Changes to services and client software

In this monthly feature, we highlight interesting updates to Bitcoin wallets and services.

Releases and release candidates

New releases and release candidates for popular Bitcoin infrastructure projects. Please consider upgrading to new releases or helping to test release candidates.

  • BDK 0.20.0 is the newest release of this library for building Bitcoin wallets. It includes “bug fixes for the ElectrumBlockchain and descriptor templates, a new transaction building feature to discourage fee sniping, and new transaction signing options.”

Notable code and documentation changes

Notable changes this week in Bitcoin Core, Core Lightning, Eclair, LDK, LND, libsecp256k1, Hardware Wallet Interface (HWI), Rust Bitcoin, BTCPay Server, BDK, Bitcoin Improvement Proposals (BIPs), and Lightning BOLTs.

  • Bitcoin Core #24148 adds watch-only support for output script descriptors written in miniscript.
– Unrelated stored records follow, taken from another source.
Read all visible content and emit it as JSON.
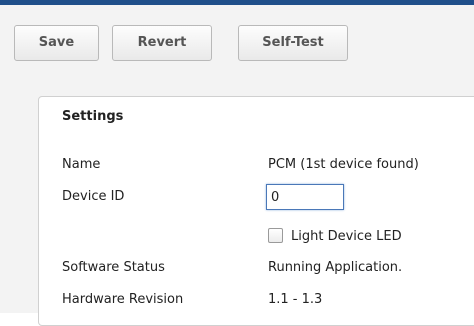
{
  "toolbar": {
    "save_label": "Save",
    "revert_label": "Revert",
    "selftest_label": "Self-Test"
  },
  "settings": {
    "title": "Settings",
    "name_label": "Name",
    "name_value": "PCM (1st device found)",
    "device_id_label": "Device ID",
    "device_id_value": "0",
    "light_led_label": "Light Device LED",
    "light_led_checked": false,
    "software_status_label": "Software Status",
    "software_status_value": "Running Application.",
    "hardware_revision_label": "Hardware Revision",
    "hardware_revision_value": "1.1 - 1.3"
  },
  "colors": {
    "top_bar": "#1f4f8a",
    "toolbar_bg": "#f3f3f3",
    "input_focus_border": "#4a78b8"
  }
}
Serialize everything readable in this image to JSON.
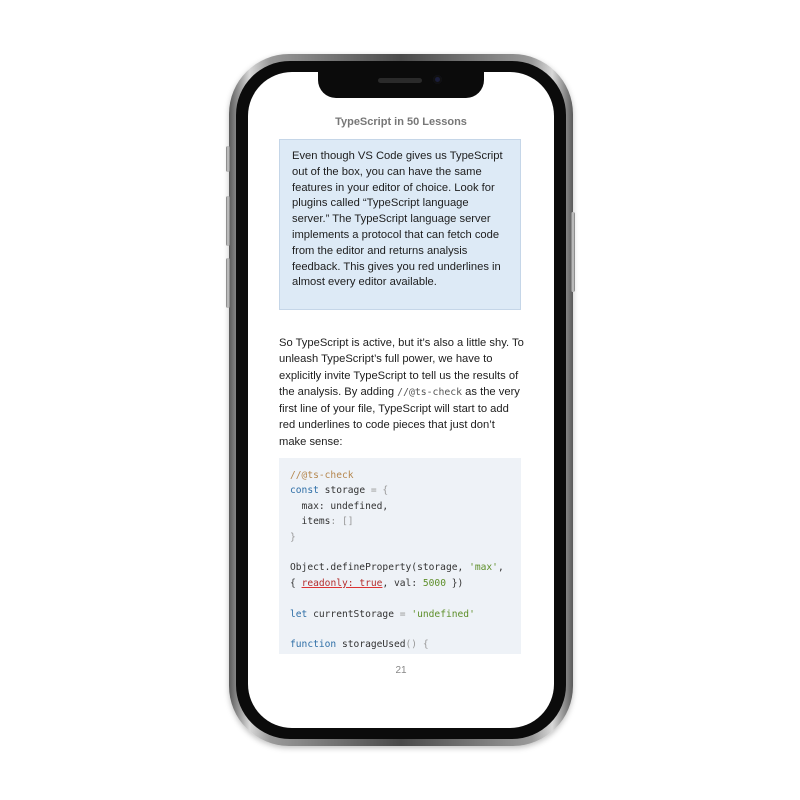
{
  "book": {
    "title": "TypeScript in 50 Lessons",
    "page_number": "21"
  },
  "note_box": {
    "text": "Even though VS Code gives us TypeScript out of the box, you can have the same features in your editor of choice. Look for plugins called “TypeScript language server.” The TypeScript language server implements a protocol that can fetch code from the editor and returns analysis feedback. This gives you red underlines in almost every editor available."
  },
  "body": {
    "text_before_code": "So TypeScript is active, but it’s also a little shy. To unleash TypeScript’s full power, we have to explicitly invite TypeScript to tell us the results of the analysis. By adding ",
    "inline_code": "//@ts-check",
    "text_after_code": " as the very first line of your file, TypeScript will start to add red underlines to code pieces that just don’t make sense:"
  },
  "code": {
    "l1_comment": "//@ts-check",
    "l2_kw": "const",
    "l2_name": " storage ",
    "l2_eq": "= {",
    "l3": "  max: undefined,",
    "l4_a": "  items",
    "l4_b": ": []",
    "l5": "}",
    "l7_a": "Object.defineProperty",
    "l7_b": "(storage, ",
    "l7_str": "'max'",
    "l7_c": ",",
    "l8_a": "{ ",
    "l8_err": "readonly: true",
    "l8_b": ", val: ",
    "l8_num": "5000",
    "l8_c": " })",
    "l10_kw": "let",
    "l10_name": " currentStorage ",
    "l10_eq": "= ",
    "l10_str": "'undefined'",
    "l12_kw": "function",
    "l12_name": " storageUsed",
    "l12_b": "() {"
  },
  "device": {
    "frame_color": "#0b0b0b",
    "note_bg": "#ddeaf6",
    "code_bg": "#eef2f7"
  }
}
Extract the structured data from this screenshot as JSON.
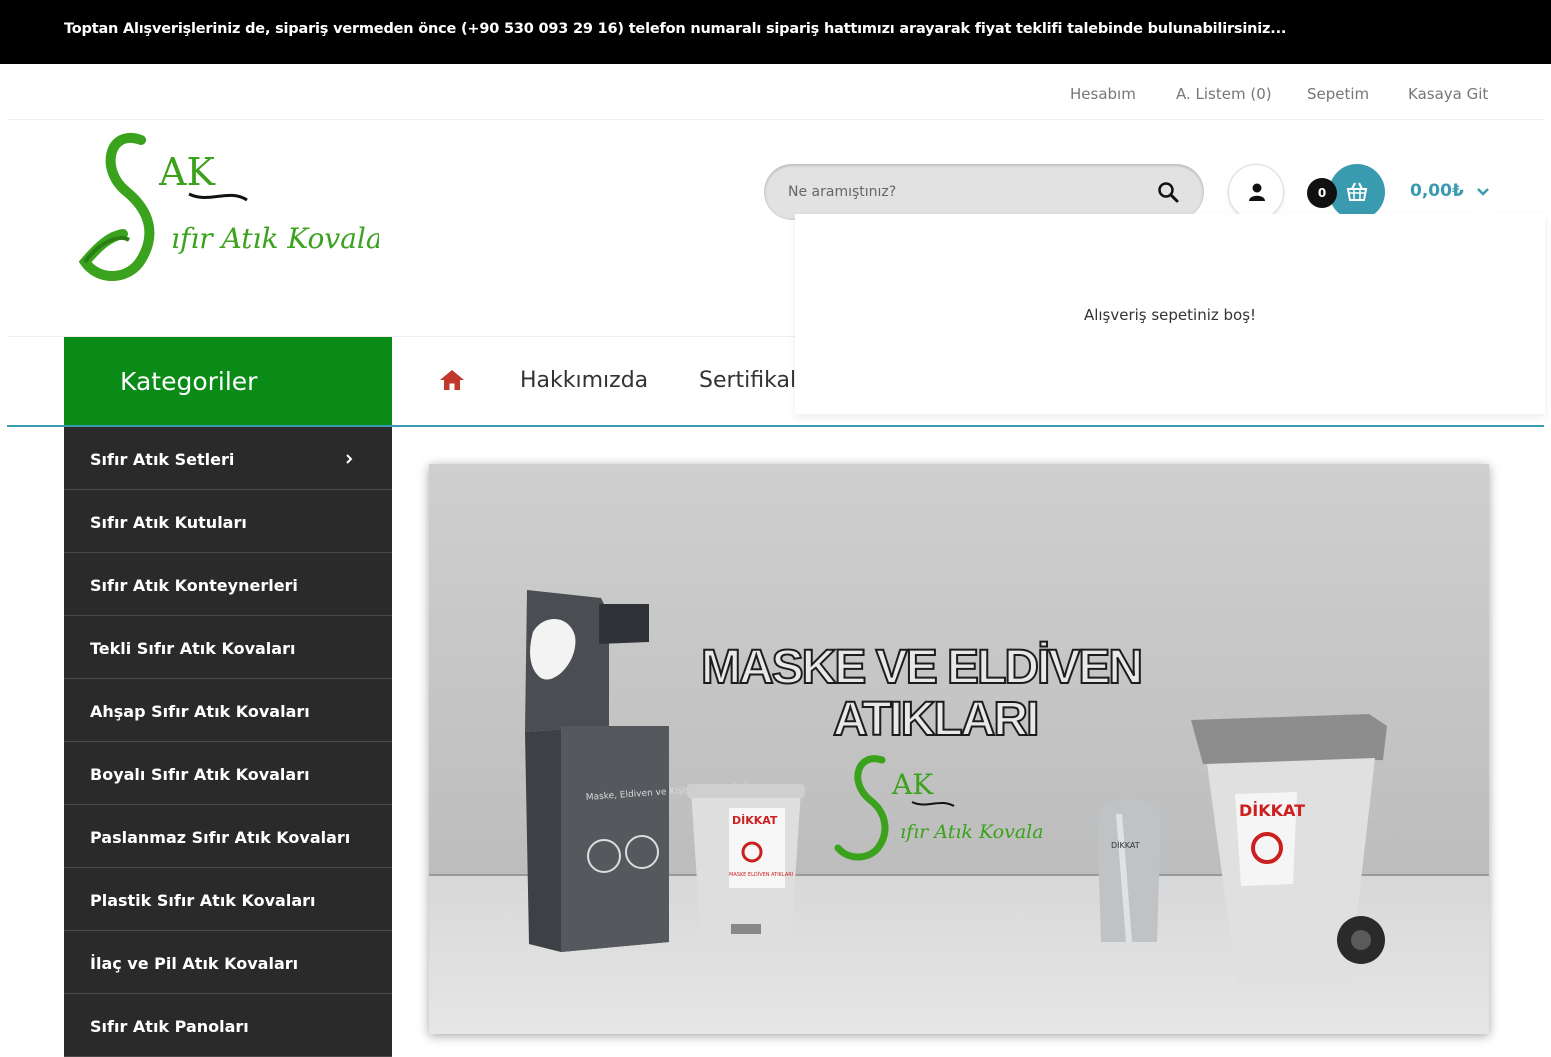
{
  "topbar": {
    "notice": "Toptan Alışverişleriniz de, sipariş vermeden önce (+90 530 093 29 16) telefon numaralı sipariş hattımızı arayarak fiyat teklifi talebinde bulunabilirsiniz..."
  },
  "utility": {
    "account": "Hesabım",
    "wishlist": "A. Listem (0)",
    "cart": "Sepetim",
    "checkout": "Kasaya Git"
  },
  "logo": {
    "initial": "S",
    "ak": "AK",
    "tagline": "ıfır Atık Kovaları"
  },
  "search": {
    "placeholder": "Ne aramıştınız?",
    "icon": "search-icon"
  },
  "account_icon": "user-icon",
  "cart": {
    "count": "0",
    "total": "0,00₺",
    "icon": "basket-icon",
    "empty_message": "Alışveriş sepetiniz boş!"
  },
  "categories": {
    "title": "Kategoriler",
    "items": [
      {
        "label": "Sıfır Atık Setleri",
        "has_children": true
      },
      {
        "label": "Sıfır Atık Kutuları",
        "has_children": false
      },
      {
        "label": "Sıfır Atık Konteynerleri",
        "has_children": false
      },
      {
        "label": "Tekli Sıfır Atık Kovaları",
        "has_children": false
      },
      {
        "label": "Ahşap Sıfır Atık Kovaları",
        "has_children": false
      },
      {
        "label": "Boyalı Sıfır Atık Kovaları",
        "has_children": false
      },
      {
        "label": "Paslanmaz Sıfır Atık Kovaları",
        "has_children": false
      },
      {
        "label": "Plastik Sıfır Atık Kovaları",
        "has_children": false
      },
      {
        "label": "İlaç ve Pil Atık Kovaları",
        "has_children": false
      },
      {
        "label": "Sıfır Atık Panoları",
        "has_children": false
      }
    ]
  },
  "nav": {
    "home_icon": "home-icon",
    "links": [
      "Hakkımızda",
      "Sertifikalar"
    ]
  },
  "banner": {
    "title_line1": "MASKE VE ELDİVEN",
    "title_line2": "ATIKLARI",
    "logo_ak": "AK",
    "logo_tagline": "ıfır Atık Kovaları",
    "stand_label": "Maske, Eldiven ve Kişisel Hijyen Atığı",
    "warning": "DİKKAT",
    "bin_label": "MASKE ELDİVEN ATIKLARI"
  },
  "colors": {
    "topbar": "#000000",
    "category_header": "#0a8a16",
    "menu_bg": "#2a2a2a",
    "accent": "#3a9bb0",
    "logo_green": "#3aa21c"
  }
}
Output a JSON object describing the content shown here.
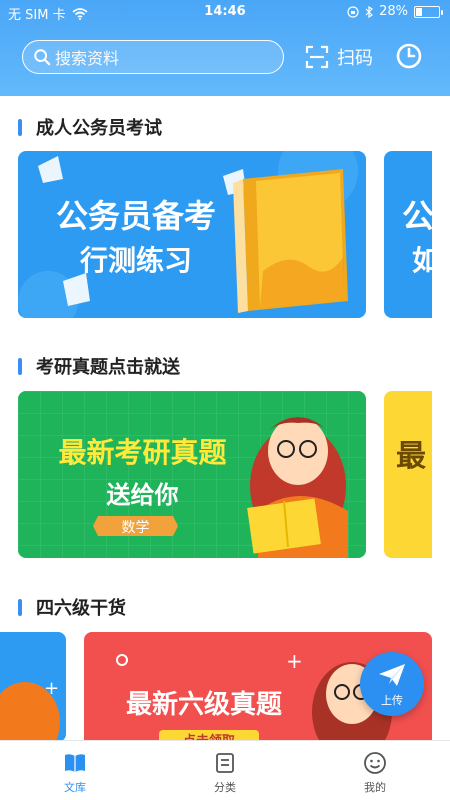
{
  "status": {
    "carrier": "无 SIM 卡",
    "time": "14:46",
    "battery": "28%",
    "battery_level": 0.28
  },
  "header": {
    "search_placeholder": "搜索资料",
    "scan_label": "扫码",
    "icons": {
      "search": "search-icon",
      "scan": "scan-icon",
      "history": "clock-icon"
    }
  },
  "sections": [
    {
      "title": "成人公务员考试",
      "cards": [
        {
          "line1": "公务员备考",
          "line2": "行测练习"
        },
        {
          "line1": "公",
          "line2": "如"
        }
      ]
    },
    {
      "title": "考研真题点击就送",
      "cards": [
        {
          "line1": "最新考研真题",
          "line2": "送给你",
          "tag": "数学"
        },
        {
          "line1": "最"
        }
      ]
    },
    {
      "title": "四六级干货",
      "cards": [
        {
          "line1": "最新六级真题",
          "line2": "点击领取"
        }
      ]
    }
  ],
  "fab": {
    "label": "上传",
    "icon": "paper-plane-icon"
  },
  "tabs": [
    {
      "label": "文库",
      "icon": "book-icon",
      "active": true
    },
    {
      "label": "分类",
      "icon": "list-icon",
      "active": false
    },
    {
      "label": "我的",
      "icon": "smile-icon",
      "active": false
    }
  ],
  "colors": {
    "header": "#4aa6f7",
    "accent": "#2c8ff2",
    "card_blue": "#2e9bf3",
    "card_green": "#1fb35a",
    "card_red": "#f2504f"
  }
}
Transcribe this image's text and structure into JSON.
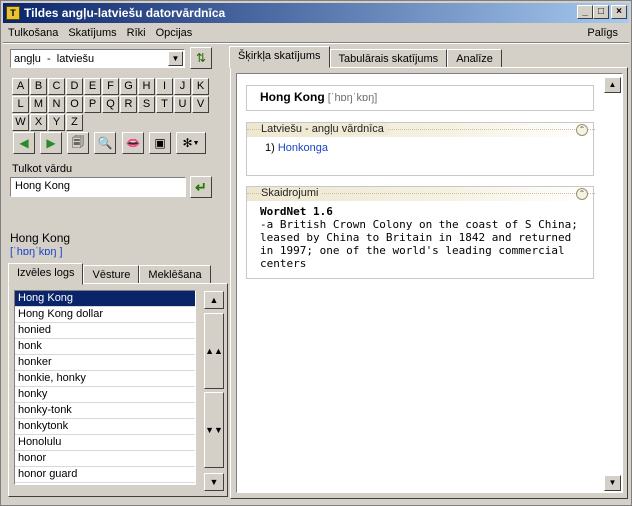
{
  "window": {
    "title": "Tildes angļu-latviešu datorvārdnīca",
    "app_icon": "app-logo-icon"
  },
  "menu": {
    "items": [
      "Tulkošana",
      "Skatījums",
      "Rīki",
      "Opcijas"
    ],
    "help": "Palīgs"
  },
  "left": {
    "lang_pair": "angļu  -  latviešu",
    "letters": [
      "A",
      "B",
      "C",
      "D",
      "E",
      "F",
      "G",
      "H",
      "I",
      "J",
      "K",
      "L",
      "M",
      "N",
      "O",
      "P",
      "Q",
      "R",
      "S",
      "T",
      "U",
      "V",
      "W",
      "X",
      "Y",
      "Z"
    ],
    "translate_label": "Tulkot vārdu",
    "translate_value": "Hong Kong",
    "headword": "Hong Kong",
    "pronunciation": "[ˈhɒŋˈkɒŋ ]",
    "tabs": [
      "Izvēles logs",
      "Vēsture",
      "Meklēšana"
    ],
    "list": [
      "Hong Kong",
      "Hong Kong dollar",
      "honied",
      "honk",
      "honker",
      "honkie, honky",
      "honky",
      "honky-tonk",
      "honkytonk",
      "Honolulu",
      "honor",
      "honor guard"
    ]
  },
  "right": {
    "tabs": [
      "Šķirkļa skatījums",
      "Tabulārais skatījums",
      "Analīze"
    ],
    "entry_word": "Hong Kong",
    "entry_pron": "[ˈhɒŋˈkɒŋ]",
    "dict_section": {
      "title": "Latviešu - angļu vārdnīca",
      "num": "1)",
      "translation": "Honkonga"
    },
    "expl_section": {
      "title": "Skaidrojumi",
      "source": "WordNet 1.6",
      "text": "-a British Crown Colony on the coast of S China; leased by China to Britain in 1842 and returned in 1997; one of the world's leading commercial centers"
    }
  },
  "colors": {
    "titlebar": "#0a246a",
    "link": "#1a44c8",
    "selection": "#0a246a"
  }
}
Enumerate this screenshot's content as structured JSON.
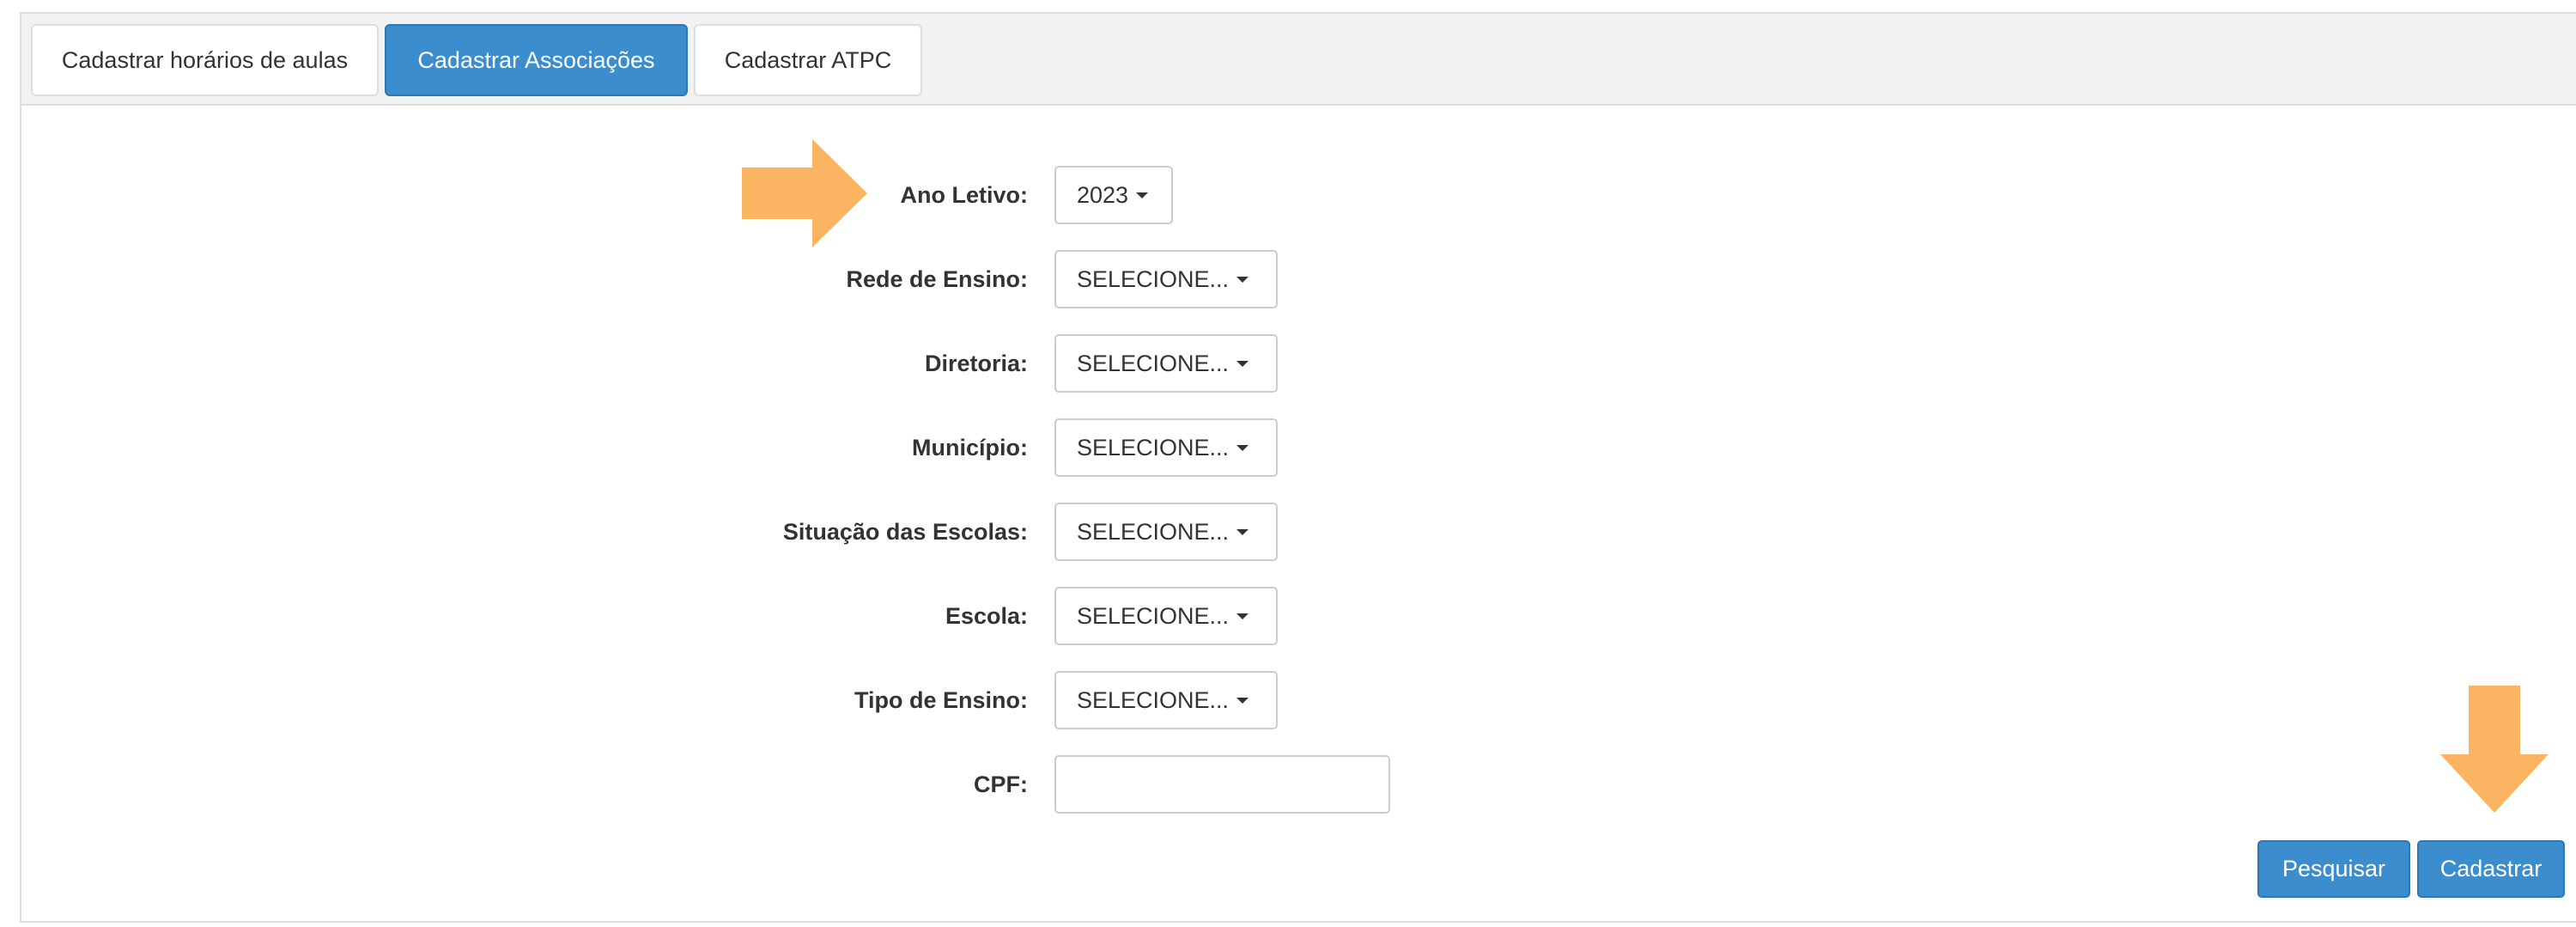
{
  "tabs": [
    {
      "label": "Cadastrar horários de aulas",
      "active": false
    },
    {
      "label": "Cadastrar Associações",
      "active": true
    },
    {
      "label": "Cadastrar ATPC",
      "active": false
    }
  ],
  "form": {
    "ano_letivo": {
      "label": "Ano Letivo:",
      "value": "2023"
    },
    "rede_ensino": {
      "label": "Rede de Ensino:",
      "value": "SELECIONE..."
    },
    "diretoria": {
      "label": "Diretoria:",
      "value": "SELECIONE..."
    },
    "municipio": {
      "label": "Município:",
      "value": "SELECIONE..."
    },
    "situacao_escolas": {
      "label": "Situação das Escolas:",
      "value": "SELECIONE..."
    },
    "escola": {
      "label": "Escola:",
      "value": "SELECIONE..."
    },
    "tipo_ensino": {
      "label": "Tipo de Ensino:",
      "value": "SELECIONE..."
    },
    "cpf": {
      "label": "CPF:",
      "value": ""
    }
  },
  "actions": {
    "search_label": "Pesquisar",
    "save_label": "Cadastrar"
  },
  "annotations": {
    "arrow_color": "#fbb562",
    "arrows": [
      "arrow-right-icon",
      "arrow-down-icon"
    ]
  },
  "colors": {
    "primary": "#3c8dce",
    "primary_border": "#2f77b2",
    "tabbar_bg": "#f2f2f2",
    "border": "#dddddd"
  }
}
For example, a user can import wsh(and_v(v:pk(key_A),pk(key_B))) to begin watching for any bitcoins received to the P2WSH output corresponding to that script. A future PR is expected to add support for signing for miniscript-based descriptors.

  • Bitcoin Core GUI #471 updates the GUI with the ability to restore from a wallet backup. Restoring was previously only possible either using the CLI or by copying files into particular directories.

  • LND #6722 adds support for signing arbitrary messages with BIP340-compatible schnorr signatures. Messages with schnorr signatures may also now be verified.

  • Rust Bitcoin #1084 adds a method which can be used for sorting a list of public keys in the order specified by BIP383.